Inediti. L'amore che non muore nelle lettere tra Saint-Exupéry e Consuelo
Antoine de Saint-Exupéry nel 1942
Tutto (o quasi) è stato detto su Il Piccolo Principe di Antoine de Saint-Exupéry. Del resto parliamo di un libro tra i più venduti della storia con circa 200 milioni di copie, che ha oltre 300 traduzioni in lingue e dialetti di tutto il mondo. Ma a noi che cosa dice quel principino? Siamo davvero capaci di tirar fuori il bambino che giace nel nostro cuore? Se lo chiede anche un saggio di Stéphan Garnier: Agire e pensare come il Piccolo Principe (Odoya, pagine 238, euro 14). È un punto di partenza, anche se bisogna sempre fare molta attenzione ai significati allegorici del Piccolo Principe. Il rischio reale è quello di far dire al suo autore qualcosa che non pensava affatto e di trasformare la storia, come purtroppo spesso è successo, in una fiaba buonista. Soprattutto se tagliamo fuori la dimensione spirituale di un’opera che ci ricorda come i bambini (più degli adulti) riescano a vedere ciò che non è visibile. Ossia quel che più conta nella vita, «l’essenziale è invisibile agli occhi». Tradiremmo l’animo profondo di Saint-Exupéry che in tutta la sua pur breve esistenza (morì a 44 anni) si è interrogato sulle grandi domande: “Chi siamo?” “Da dove veniamo?” “Perché la morte?”. Lo scrittore aveva ben presente l’approdo verso cui tendiamo, come svelò in un’altra opera, Cittadella: «Signore, quando un giorno riporrai nel granaio la tua Creazione, spalancaci le porte e facci penetrare là dove non ci verrà più risposto perché non ci sarà più alcuna risposta da dare, ma solo la beatitudine, soluzione di ogni domanda e volto che appaga». Un orizzonte che illumina anche il toccante carteggio per la prima volta in italiano tra l’autore del Piccolo Principe e sua moglie, la scrittrice e pittrice salvadoregna Consuelo Suncín Sandoval: Il principe e la rosa.
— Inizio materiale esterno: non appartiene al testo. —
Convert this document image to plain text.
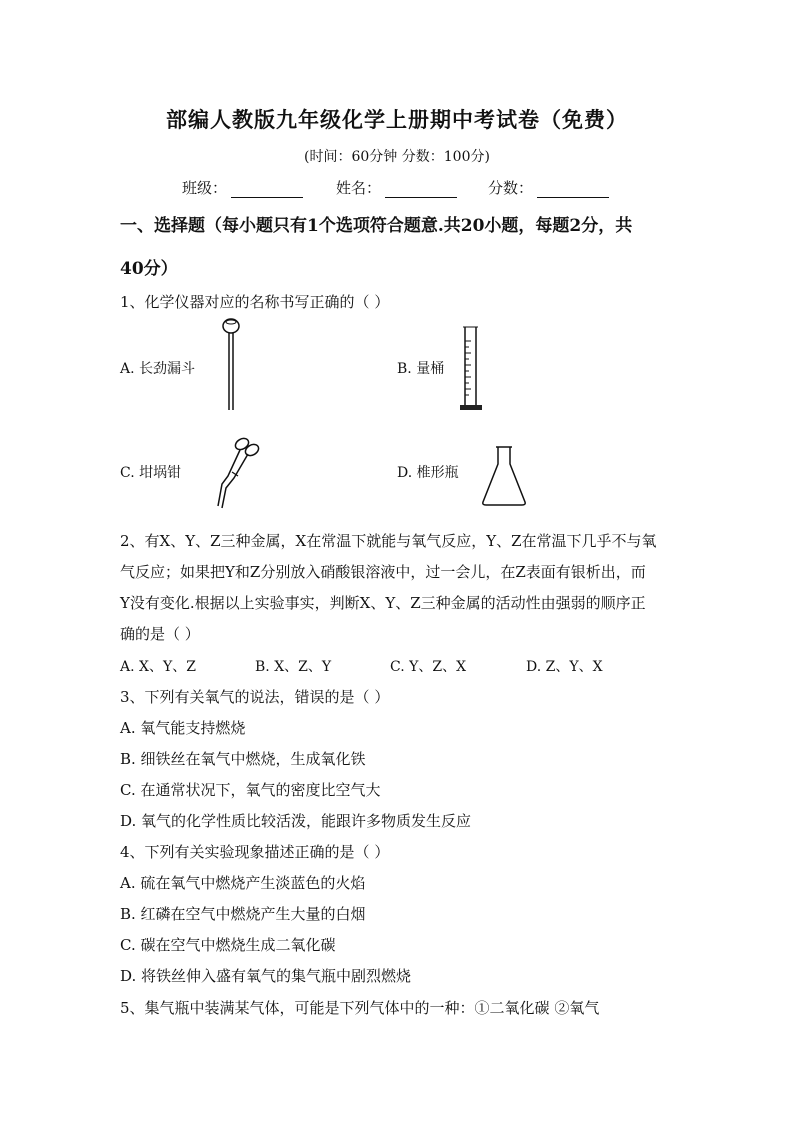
部编人教版九年级化学上册期中考试卷（免费）
(时间：60分钟 分数：100分)
班级：	姓名：	分数：
一、选择题（每小题只有1个选项符合题意.共20小题，每题2分，共
40分）
1、化学仪器对应的名称书写正确的（ ）
A. 长劲漏斗	B. 量桶
C. 坩埚钳	D. 椎形瓶
2、有X、Y、Z三种金属，X在常温下就能与氧气反应，Y、Z在常温下几乎不与氧
气反应；如果把Y和Z分别放入硝酸银溶液中，过一会儿，在Z表面有银析出，而
Y没有变化.根据以上实验事实，判断X、Y、Z三种金属的活动性由强弱的顺序正
确的是（ ）
A. X、Y、Z	B. X、Z、Y	C. Y、Z、X	D. Z、Y、X
3、下列有关氧气的说法，错误的是（ ）
A. 氧气能支持燃烧
B. 细铁丝在氧气中燃烧，生成氧化铁
C. 在通常状况下，氧气的密度比空气大
D. 氧气的化学性质比较活泼，能跟许多物质发生反应
4、下列有关实验现象描述正确的是（ ）
A. 硫在氧气中燃烧产生淡蓝色的火焰
B. 红磷在空气中燃烧产生大量的白烟
C. 碳在空气中燃烧生成二氧化碳
D. 将铁丝伸入盛有氧气的集气瓶中剧烈燃烧
5、集气瓶中装满某气体，可能是下列气体中的一种：①二氧化碳 ②氧气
Lettere d’amore (1930-1944) (Donzelli, pagine 302, euro 26) a cura di Alban Cerisier con la traduzione di Lila Grieco.
Una corrispondenza intensa, di circa 160 missive, dal primo incontro a Buenos Aires nel 1930 fino alla scomparsa dello scrittore nell’estate del 1944 durante la Seconda guerra mondiale. Sono lettere che spiazzano perché la loro vita coniugale è stata segnata da infedeltà reciproche. Sia per le fughe di lui che per lo spirito libero di lei, che a meno di trent’anni aveva già un divorzio e due matrimoni alle spalle. Eppure fino all’ultimo Antoine si rivolgerà a Consuelo come all’unico suo amore, la musa del Piccolo Principe, la rosa che si distingue dai generici roseti, la donna per l’eternità. Lui che ammette: «È decisamente misterioso questo amore che non ha mai voluto morire». Per poi riconoscere: «Siete voi che ho scelto - e nulla può separarmi da voi , poiché il sacramento è stato il più forte» alludendo al loro matrimonio religioso, nell’aprile del 1931, celebrato dall’abate Sudour nella cappella di Agay in Francia. E la corrispondenza assume le sembianze di una stringente richiesta di perdono vicendevole e di ringraziamento anche da parte di Consuelo: «Mi hai donato per sempre quest’affermazione di certezza che esistono cose divine nell’essere umano. C’è il Divino nell’uomo». E ancora: «Per me, sei sempre stato il mio sposo, colui che il cielo mi ha donato, e sul quale devo vegliare con tutte le mie preghiere e con tutta la mia anima». Solo loro due possono sapere quanto siano sinceri questi scambi, certo scandalizzeranno chi non ammette che tutti possiamo cadere. Ma i nostri errori, le nostre miserie, non saranno mai più grandi del nostro desiderio di amare e di essere amati e di quell’invisibile bellezza che ci portiamo dentro. «Consuelo della mia eternità - scrive Saint-Exupéry - Consuelo che Dio mi ha donato, dal momento che siamo marito e moglie... Ora che sono vecchio so di non aver conosciuto avventura più bella delle notti passate insieme in attesa del dono di Dio del giorno».